Study under review: Effects of soy isoflavones on cognitive function: a systematic review and meta-analysis of randomized controlled trials
It’s a pretty safe bet that most people want to improve their cognitive functioning. There are at least two ways of doing so: by improving cognition from a healthy baseline, and by preventing diseases that reduce cognitive health. There is a chance that isoflavones derived from soy could do both.
Isoflavones are bioactive compounds found predominantly in soy products. They are considered phytoestrogens because they are natural, plant-derived (hence the Greek root “phyto-”) molecules that exhibit estrogen-like action in the human body. It is important to note that their estrogenic activity is comparably low and whether they increase or decrease (competition) estrogen signaling depends on environmental factors.
However, isoflavones’ estrogenic activity could be important for enhancing cognition, since estrogen receptors are found in pretty high quantities in two important brain areas: the hippocampus, which plays a major role in memory formation, and the prefrontal cortex, which is where a lot of higher reasoning capacity takes place. The theory that isoflavones can improve cognitive function has been bolstered in mouse models, where isoflavones have been shown to improve aging- and drug-related memory problems in otherwise healthy mice.

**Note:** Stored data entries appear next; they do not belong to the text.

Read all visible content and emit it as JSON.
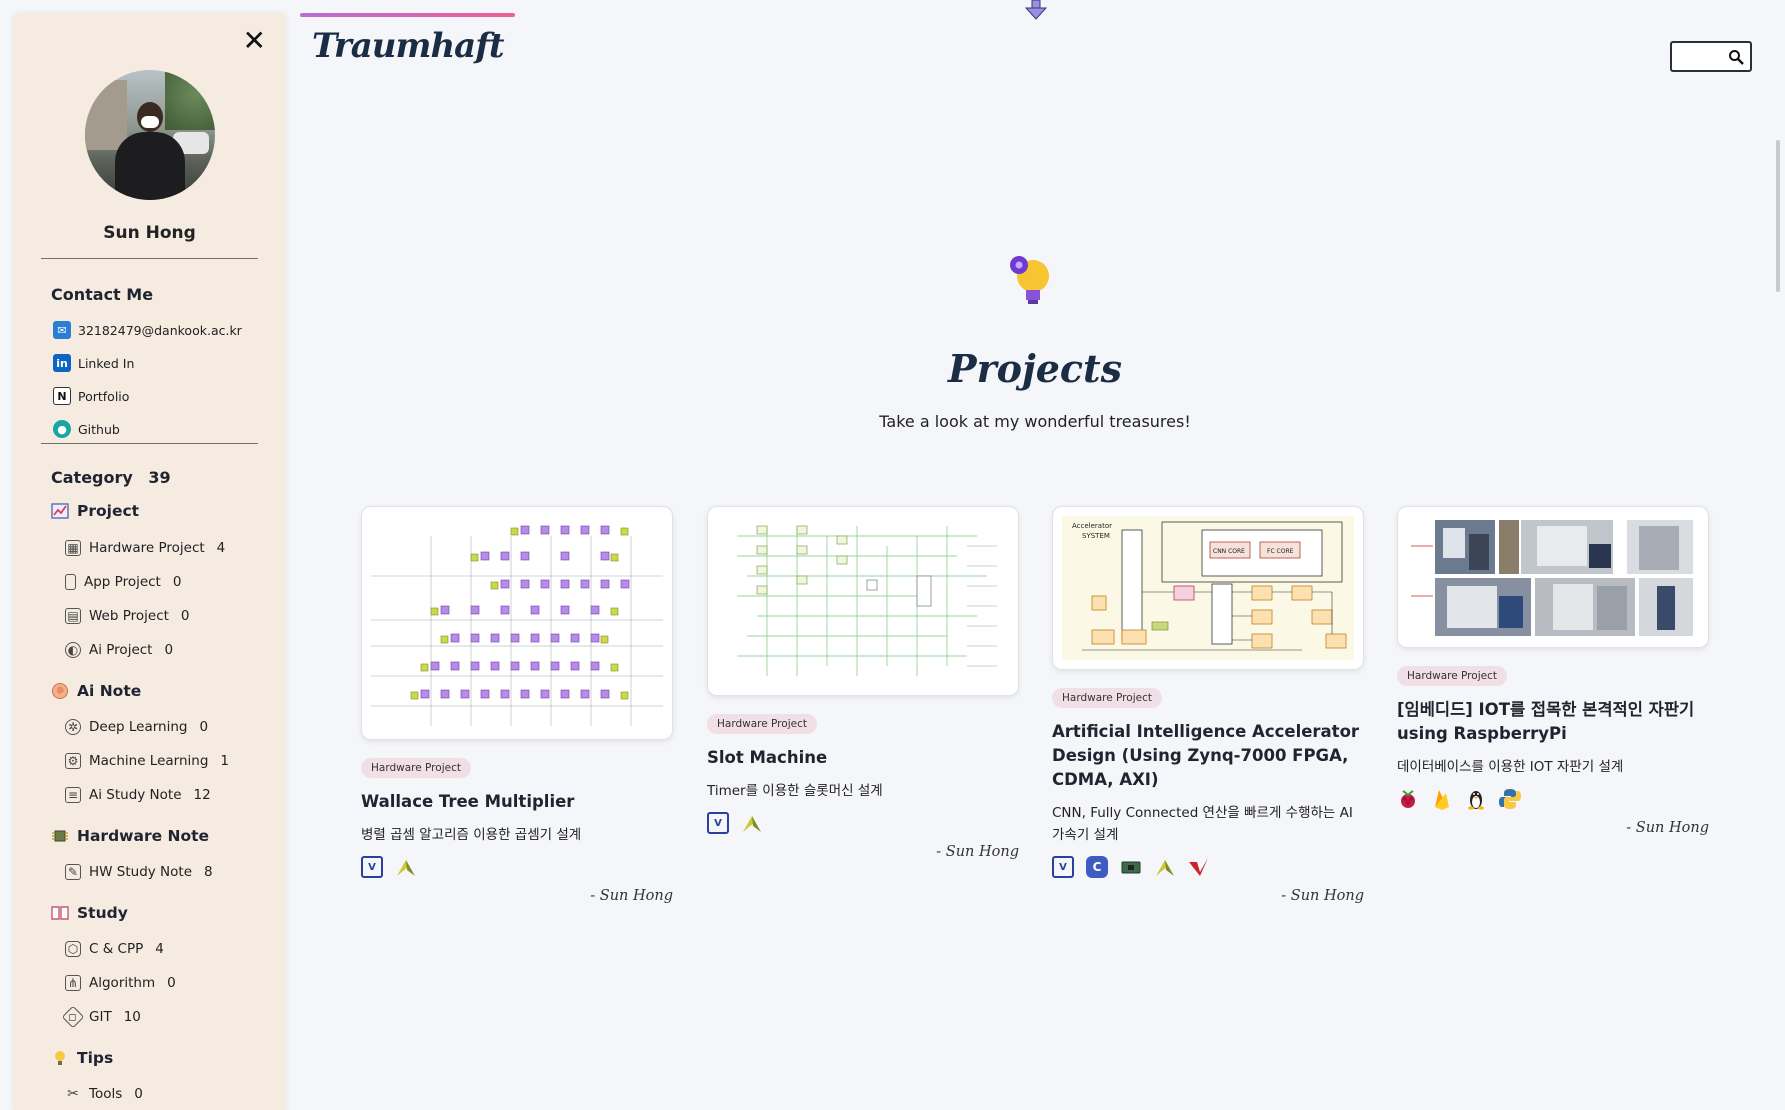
{
  "sidebar": {
    "close": "✕",
    "name": "Sun Hong",
    "contact_title": "Contact Me",
    "contacts": [
      {
        "label": "32182479@dankook.ac.kr",
        "icon": "mail-icon"
      },
      {
        "label": "Linked In",
        "icon": "linkedin-icon"
      },
      {
        "label": "Portfolio",
        "icon": "notion-icon"
      },
      {
        "label": "Github",
        "icon": "github-icon"
      }
    ],
    "category_title": "Category",
    "category_count": "39",
    "groups": [
      {
        "label": "Project",
        "icon": "chart-icon",
        "items": [
          {
            "label": "Hardware Project",
            "count": "4"
          },
          {
            "label": "App Project",
            "count": "0"
          },
          {
            "label": "Web Project",
            "count": "0"
          },
          {
            "label": "Ai Project",
            "count": "0"
          }
        ]
      },
      {
        "label": "Ai Note",
        "icon": "brain-icon",
        "items": [
          {
            "label": "Deep Learning",
            "count": "0"
          },
          {
            "label": "Machine Learning",
            "count": "1"
          },
          {
            "label": "Ai Study Note",
            "count": "12"
          }
        ]
      },
      {
        "label": "Hardware Note",
        "icon": "chip-icon",
        "items": [
          {
            "label": "HW Study Note",
            "count": "8"
          }
        ]
      },
      {
        "label": "Study",
        "icon": "book-icon",
        "items": [
          {
            "label": "C & CPP",
            "count": "4"
          },
          {
            "label": "Algorithm",
            "count": "0"
          },
          {
            "label": "GIT",
            "count": "10"
          }
        ]
      },
      {
        "label": "Tips",
        "icon": "lightbulb-icon",
        "items": [
          {
            "label": "Tools",
            "count": "0"
          }
        ]
      }
    ]
  },
  "header": {
    "logo": "Traumhaft",
    "search_placeholder": ""
  },
  "hero": {
    "title": "Projects",
    "subtitle": "Take a look at my wonderful treasures!"
  },
  "cards": [
    {
      "badge": "Hardware Project",
      "title": "Wallace Tree Multiplier",
      "desc": "병렬 곱셈 알고리즘 이용한 곱셈기 설계",
      "tech": [
        "verilog-icon",
        "vivado-icon"
      ],
      "author": "- Sun Hong"
    },
    {
      "badge": "Hardware Project",
      "title": "Slot Machine",
      "desc": "Timer를 이용한 슬롯머신 설계",
      "tech": [
        "verilog-icon",
        "vivado-icon"
      ],
      "author": "- Sun Hong"
    },
    {
      "badge": "Hardware Project",
      "title": "Artificial Intelligence Accelerator Design (Using Zynq-7000 FPGA, CDMA, AXI)",
      "desc": "CNN, Fully Connected 연산을 빠르게 수행하는 AI 가속기 설계",
      "tech": [
        "verilog-icon",
        "c-icon",
        "fpga-board-icon",
        "vivado-icon",
        "vitis-icon"
      ],
      "author": "- Sun Hong"
    },
    {
      "badge": "Hardware Project",
      "title": "[임베디드] IOT를 접목한 본격적인 자판기 using RaspberryPi",
      "desc": "데이터베이스를 이용한 IOT 자판기 설계",
      "tech": [
        "raspberrypi-icon",
        "firebase-icon",
        "linux-icon",
        "python-icon"
      ],
      "author": "- Sun Hong"
    }
  ]
}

There is also reason to suspect that isoflavones could help ameliorate cognitive decline related to disease. This is because they have been shown to exert anti-inflammatory and antioxidant effects, as well as anti-apoptotic (programmed cell death) effects in mitochondria. Preclinical studies have shown that soy isoflavones have the ability to remove amyloid beta and decrease tau phosphorylation in Alzheimer’s disease models. All these reported benefits would seem to explain reported improvements in cognitive function associated with soy isoflavone intake in humans, but the verdict remains inconclusive.

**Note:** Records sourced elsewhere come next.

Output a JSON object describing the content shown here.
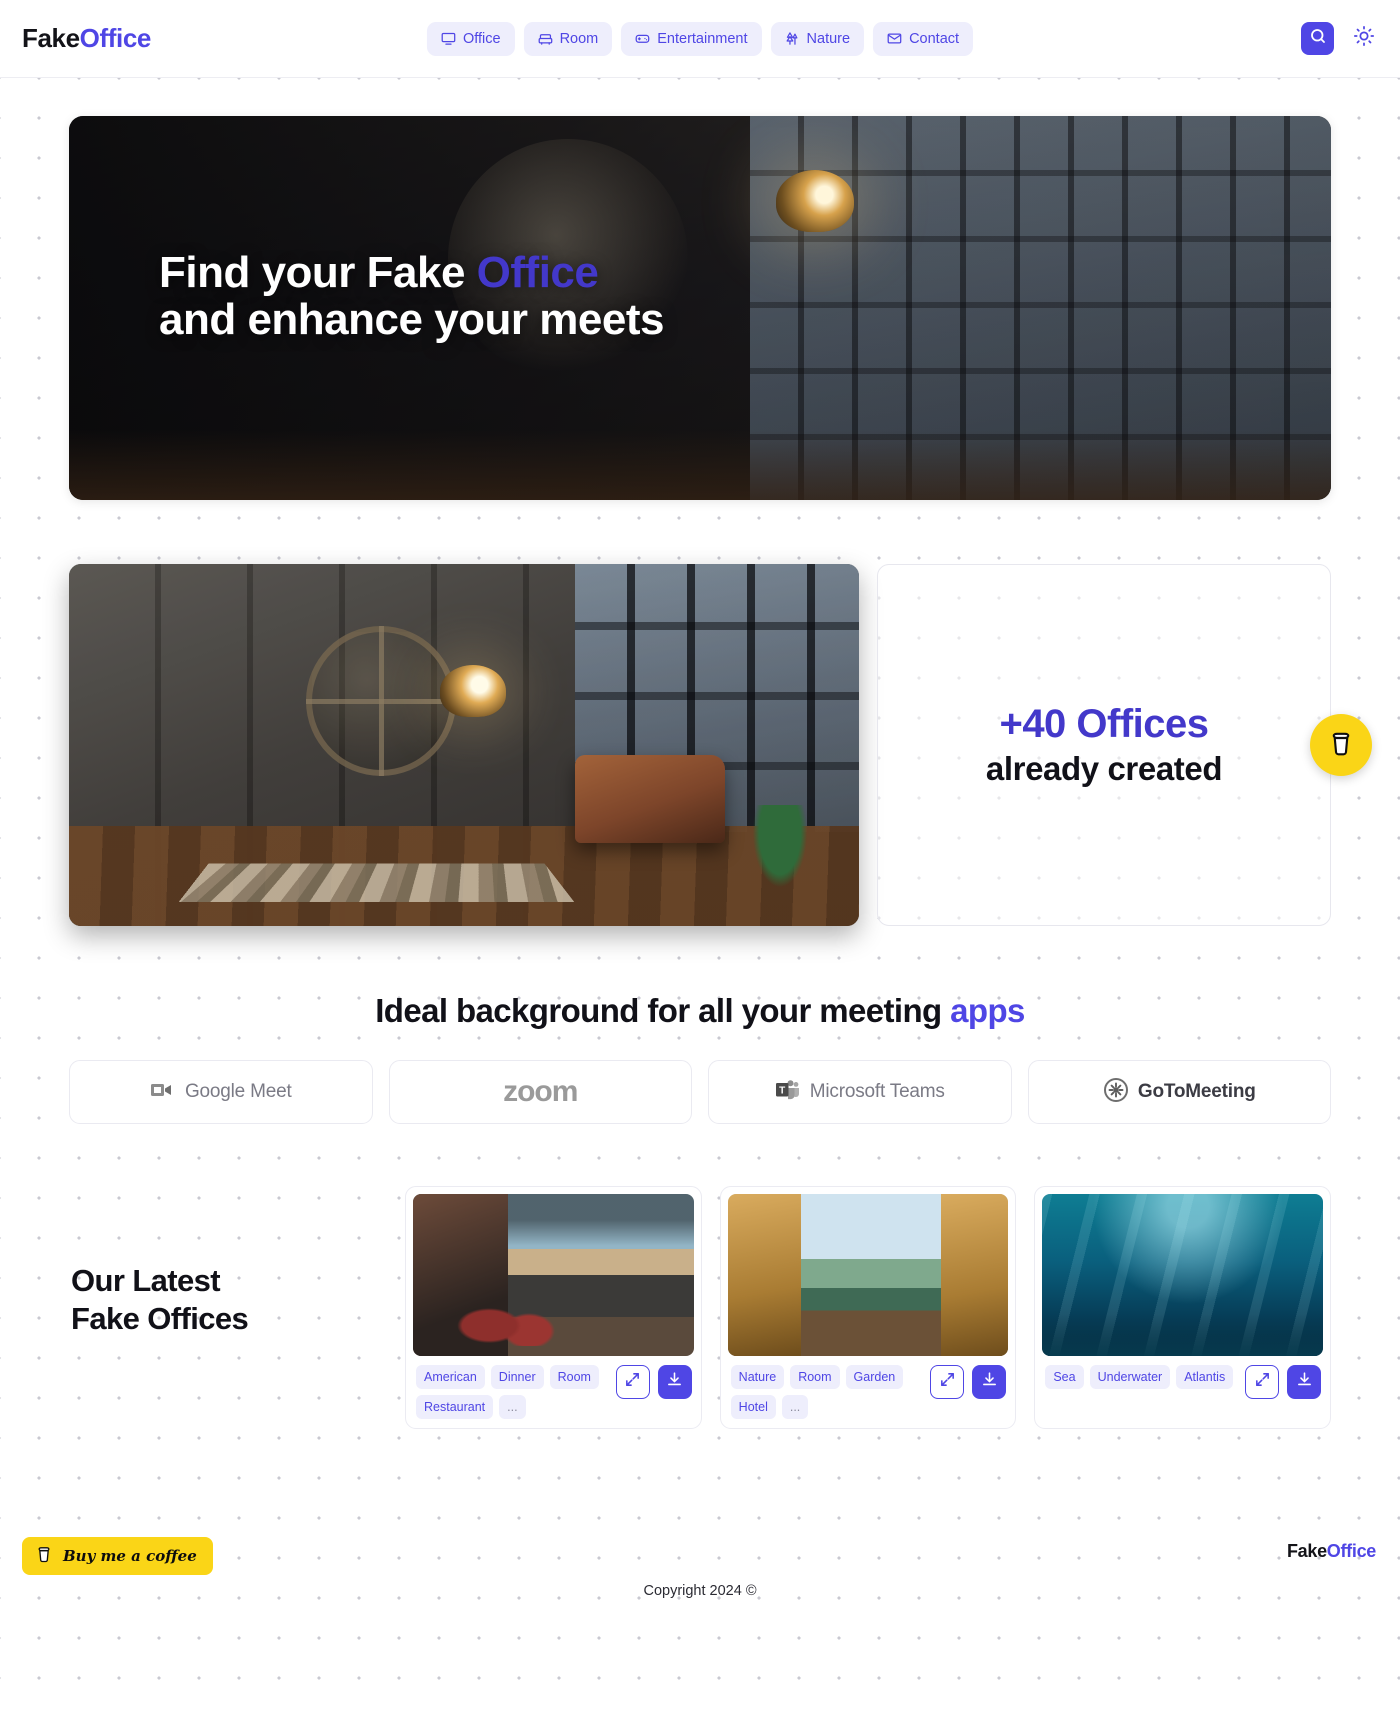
{
  "header": {
    "brand_part1": "Fake",
    "brand_part2": "Office",
    "nav": [
      {
        "label": "Office",
        "icon": "monitor-icon"
      },
      {
        "label": "Room",
        "icon": "sofa-icon"
      },
      {
        "label": "Entertainment",
        "icon": "gamepad-icon"
      },
      {
        "label": "Nature",
        "icon": "trees-icon"
      },
      {
        "label": "Contact",
        "icon": "mail-icon"
      }
    ],
    "search_icon": "search-icon",
    "theme_icon": "sun-icon"
  },
  "hero": {
    "line1_a": "Find your Fake ",
    "line1_b": "Office",
    "line2": "and enhance your meets"
  },
  "stat": {
    "big": "+40 Offices",
    "sub": "already created",
    "fab_icon": "coffee-cup-icon"
  },
  "apps": {
    "title_a": "Ideal background for all your meeting ",
    "title_b": "apps",
    "items": [
      {
        "label": "Google Meet",
        "icon": "google-meet-icon"
      },
      {
        "label": "zoom",
        "icon": "zoom-icon"
      },
      {
        "label": "Microsoft Teams",
        "icon": "microsoft-teams-icon"
      },
      {
        "label": "GoToMeeting",
        "icon": "gotomeeting-icon"
      }
    ]
  },
  "latest": {
    "heading_line1": "Our Latest",
    "heading_line2": "Fake Offices",
    "cards": [
      {
        "thumb": "diner-by-the-road",
        "tags": [
          "American",
          "Dinner",
          "Room",
          "Restaurant",
          "..."
        ],
        "expand_icon": "expand-icon",
        "download_icon": "download-icon"
      },
      {
        "thumb": "lakeside-hotel-room",
        "tags": [
          "Nature",
          "Room",
          "Garden",
          "Hotel",
          "..."
        ],
        "expand_icon": "expand-icon",
        "download_icon": "download-icon"
      },
      {
        "thumb": "underwater-atlantis",
        "tags": [
          "Sea",
          "Underwater",
          "Atlantis"
        ],
        "expand_icon": "expand-icon",
        "download_icon": "download-icon"
      }
    ]
  },
  "footer": {
    "buy_coffee_label": "Buy me a coffee",
    "buy_coffee_icon": "coffee-cup-icon",
    "brand_part1": "Fake",
    "brand_part2": "Office",
    "copyright": "Copyright 2024 ©"
  },
  "colors": {
    "accent": "#4f46e5",
    "accent_dark": "#4338ca",
    "accent_soft_bg": "#eeeefc",
    "coffee_yellow": "#fad517"
  }
}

Some studies report positive associations between soy isoflavones and cognitive function, suggesting their use to combat cognitive decline in elderly people, while one study did not report any influence and suggests differences in metabolism or basal levels of estrogen as important factors. Systematic reviews of RCTs have also reported both positive and no effects. One meta-analysis reported a very small effect, but did not include all studies available.

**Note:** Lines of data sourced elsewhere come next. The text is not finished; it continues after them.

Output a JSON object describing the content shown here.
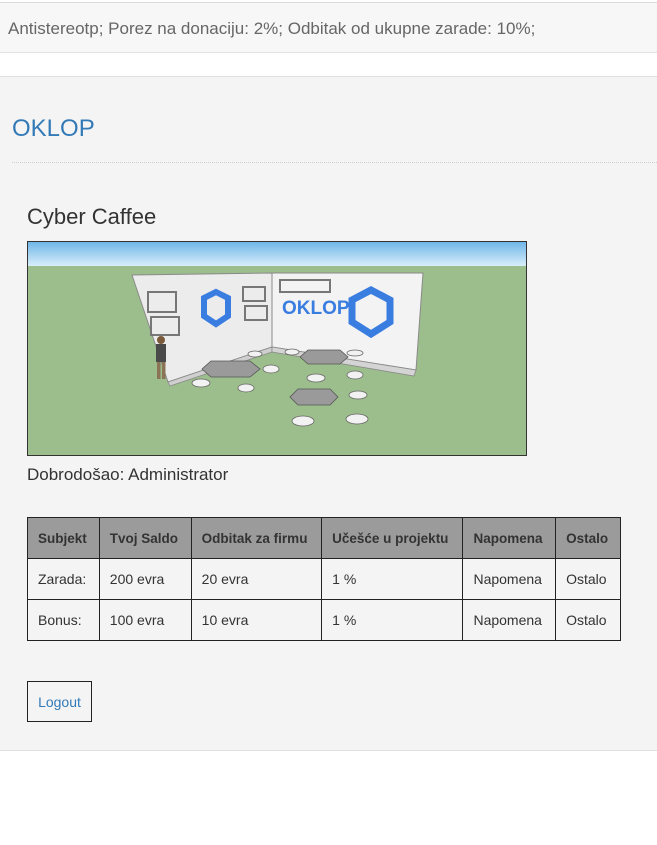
{
  "topbar": {
    "text": "Antistereotp; Porez na donaciju: 2%; Odbitak od ukupne zarade: 10%;"
  },
  "brand": "OKLOP",
  "section_title": "Cyber Caffee",
  "hero": {
    "logo_text": "OKLOP"
  },
  "welcome": "Dobrodošao: Administrator",
  "table": {
    "headers": [
      "Subjekt",
      "Tvoj Saldo",
      "Odbitak za firmu",
      "Učešće u projektu",
      "Napomena",
      "Ostalo"
    ],
    "rows": [
      [
        "Zarada:",
        "200 evra",
        "20 evra",
        "1 %",
        "Napomena",
        "Ostalo"
      ],
      [
        "Bonus:",
        "100 evra",
        "10 evra",
        "1 %",
        "Napomena",
        "Ostalo"
      ]
    ]
  },
  "logout": "Logout",
  "colors": {
    "link": "#337ab7",
    "header_bg": "#9b9b9b",
    "panel_bg": "#f4f4f4"
  }
}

The authors of the study under review conducted a systematic review and meta-analysis to determine the influence of soy isoflavones on overall and domain-specific cognitive functions. They also evaluated the adverse effects of soy isoflavones reported.
Soy isoflavones have demonstrated actions that support cognitive function in animal studies, but human studies have yielded rather conflicting results. The authors of the study under review designed a meta-analysis with the aim of resolving the conflicting results.